With so much complexity, small errors in the initial grid can balloon into significant miscalculations in final forecasts. To cut down on initial estimations and reduce forecasting errors, meteorologists need widespread, consistent, and reliable measurements.
Meteorologists can then use global observations to check and optimize the very models the data helps produce. By comparing the real-world measurements to their predictions, the scientists can calculate how well their models function for various locations and time frames. They can then correct errors and combine systems to produce the best possible predictions.
“One of the most effective ways to enhance forecasts is to improve and expand weather observations, especially in areas that are currently under-observed,” said Fabio Mano, a product manager at Spire Weather.

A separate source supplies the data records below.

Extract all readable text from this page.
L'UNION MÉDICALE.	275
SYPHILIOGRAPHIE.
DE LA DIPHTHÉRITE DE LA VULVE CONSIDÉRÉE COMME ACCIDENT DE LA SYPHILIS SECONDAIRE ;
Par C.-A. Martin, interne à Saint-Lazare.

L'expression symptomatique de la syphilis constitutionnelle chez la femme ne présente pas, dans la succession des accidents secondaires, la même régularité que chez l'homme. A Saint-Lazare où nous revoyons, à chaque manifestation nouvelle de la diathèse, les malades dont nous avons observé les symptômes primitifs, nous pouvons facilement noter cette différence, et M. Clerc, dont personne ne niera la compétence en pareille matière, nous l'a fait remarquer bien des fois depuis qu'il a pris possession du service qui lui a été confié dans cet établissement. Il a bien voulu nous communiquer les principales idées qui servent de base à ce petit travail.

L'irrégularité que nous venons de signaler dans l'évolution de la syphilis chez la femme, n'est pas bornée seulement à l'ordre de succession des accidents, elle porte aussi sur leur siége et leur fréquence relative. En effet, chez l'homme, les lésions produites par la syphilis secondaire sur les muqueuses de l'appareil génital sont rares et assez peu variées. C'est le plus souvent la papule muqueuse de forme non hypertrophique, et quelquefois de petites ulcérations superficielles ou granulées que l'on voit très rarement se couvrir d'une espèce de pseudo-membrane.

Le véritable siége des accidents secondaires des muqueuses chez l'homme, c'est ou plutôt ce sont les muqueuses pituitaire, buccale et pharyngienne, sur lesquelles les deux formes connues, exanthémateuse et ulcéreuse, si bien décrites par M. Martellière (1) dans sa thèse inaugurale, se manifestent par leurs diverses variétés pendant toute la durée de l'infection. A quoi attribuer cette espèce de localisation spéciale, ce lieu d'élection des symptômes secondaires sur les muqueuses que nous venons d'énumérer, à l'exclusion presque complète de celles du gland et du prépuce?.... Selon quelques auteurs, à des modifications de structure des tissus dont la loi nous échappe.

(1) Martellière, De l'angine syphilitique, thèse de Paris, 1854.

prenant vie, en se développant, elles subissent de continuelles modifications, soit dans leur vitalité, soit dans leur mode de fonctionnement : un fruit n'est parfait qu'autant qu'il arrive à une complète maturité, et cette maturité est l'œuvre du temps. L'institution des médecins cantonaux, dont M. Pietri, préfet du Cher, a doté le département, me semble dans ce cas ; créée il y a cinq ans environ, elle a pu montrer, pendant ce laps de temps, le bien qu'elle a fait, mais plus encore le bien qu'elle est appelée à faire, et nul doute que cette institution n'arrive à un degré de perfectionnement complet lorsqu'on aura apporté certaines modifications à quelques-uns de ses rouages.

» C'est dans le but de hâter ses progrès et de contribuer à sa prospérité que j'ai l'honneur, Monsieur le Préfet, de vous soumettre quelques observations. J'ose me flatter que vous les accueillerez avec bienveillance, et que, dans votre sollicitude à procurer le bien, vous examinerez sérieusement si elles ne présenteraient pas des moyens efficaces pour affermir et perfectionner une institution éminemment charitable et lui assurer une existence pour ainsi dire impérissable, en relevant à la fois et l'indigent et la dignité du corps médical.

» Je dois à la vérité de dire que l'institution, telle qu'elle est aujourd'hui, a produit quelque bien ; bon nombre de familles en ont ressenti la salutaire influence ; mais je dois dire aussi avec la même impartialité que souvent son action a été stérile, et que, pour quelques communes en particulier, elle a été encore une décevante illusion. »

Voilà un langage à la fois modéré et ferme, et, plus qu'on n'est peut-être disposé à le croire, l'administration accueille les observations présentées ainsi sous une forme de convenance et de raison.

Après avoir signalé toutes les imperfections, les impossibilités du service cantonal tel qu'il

The true impact of including measurements from remote areas into weather predictions appears in severe weather tracking. For example, the thunderstorms that grew into Hurricane Sandy left Africa’s west coast on October 11, 2012. About eleven days later, the disturbance had morphed into a tropical storm cutting a deadly path through the Caribbean. As Sandy pushed north, it looked like it would blow out to sea, but observations over the mid-Atlantic alerted meteorologists that the catastrophe would continue. The system made a sudden left hook and barreled straight into New Jersey, landing eighteen days after leaving Africa. In the end, the storm claimed 286 lives and caused about $70 billion in damages. Devastating as Sandy was, the measurements and forecasts at sea helped prevent its consequences from being worse.
Making weather measurements in the under-observed areas of the world has been historically challenging. It is impossible to place millions of buoys across oceans. Nor can we release one balloon for every 12 square kilometers of the planet. But nanosatellites making radio occultation measurements can help overcome observation challenges.

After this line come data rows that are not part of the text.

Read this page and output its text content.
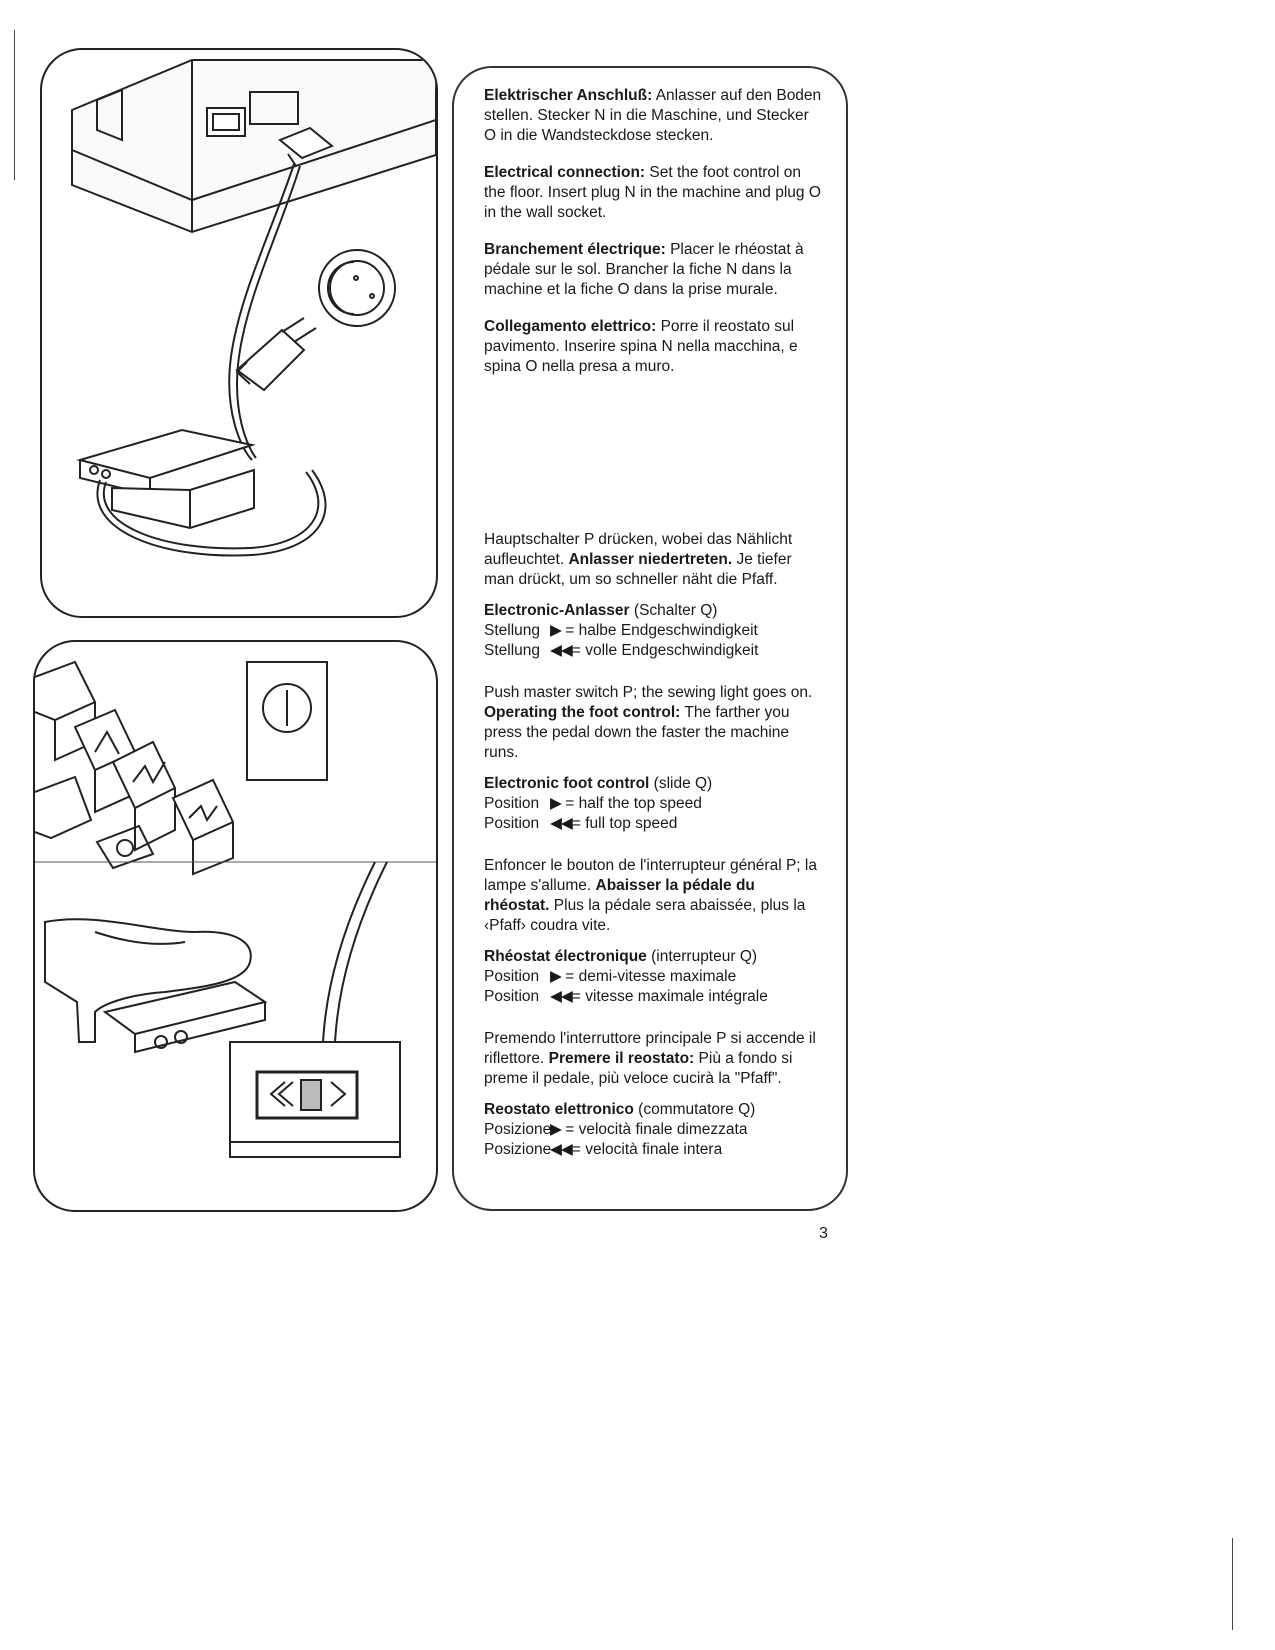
Elektrischer Anschluß: Anlasser auf den Boden stellen. Stecker N in die Maschine, und Stecker O in die Wandsteckdose stecken.

Electrical connection: Set the foot control on the floor. Insert plug N in the machine and plug O in the wall socket.

Branchement électrique: Placer le rhéostat à pédale sur le sol. Brancher la fiche N dans la machine et la fiche O dans la prise murale.

Collegamento elettrico: Porre il reostato sul pavimento. Inserire spina N nella macchina, e spina O nella presa a muro.

Hauptschalter P drücken, wobei das Nählicht aufleuchtet. Anlasser niedertreten. Je tiefer man drückt, um so schneller näht die Pfaff.

Electronic-Anlasser (Schalter Q)
Stellung ▶ = halbe Endgeschwindigkeit
Stellung ◀◀= volle Endgeschwindigkeit

Push master switch P; the sewing light goes on. Operating the foot control: The farther you press the pedal down the faster the machine runs.

Electronic foot control (slide Q)
Position ▶ = half the top speed
Position ◀◀= full top speed

Enfoncer le bouton de l'interrupteur général P; la lampe s'allume. Abaisser la pédale du rhéostat. Plus la pédale sera abaissée, plus la ‹Pfaff› coudra vite.

Rhéostat électronique (interrupteur Q)
Position ▶ = demi-vitesse maximale
Position ◀◀= vitesse maximale intégrale

Premendo l'interruttore principale P si accende il riflettore. Premere il reostato: Più a fondo si preme il pedale, più veloce cucirà la "Pfaff".

Reostato elettronico (commutatore Q)
Posizione▶ = velocità finale dimezzata
Posizione◀◀= velocità finale intera

3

Radio occultation measurements capture precise temperature, pressure, and humidity readings for vertical bands of the atmosphere, creating a detailed profile of conditions that extend from the Earth’s surface into the stratosphere. Nanosatellites can scan the planet, including areas beyond a terrestrial station’s range. Combining the measurement and the satellite produces a 3D map of conditions throughout our atmosphere—the answer to improved forecasting. This data-verse is already in production.
Spire’s fleet of more than 100+ satellites collects more than 10,000 radio occultation measurements a day. The European Centre for Medium-Range Weather Forecasts started using Spire’s data last year and found radio occultation measurements among the top five reducers of errors in predictions. Another leading meteorological organization, the United Kingdom’s Met Office, also reported a notable improvement in forecasting by incorporating Spire’s data.
“Spire is a pioneer in making dense observations around the world and in measuring the upper parts of the atmosphere that are important for longer-term prediction,” said Dr. MacDonald.
Satellites and radio occultation help forecasters study and predict global weather. These observations are a boon for everyone. Advanced forecasts not only alert us to deadly storms, but they also support sustainable agriculture, identify fuel-efficient transportation routes, and optimize renewable energy production. These are the exact programs we need to protect our world.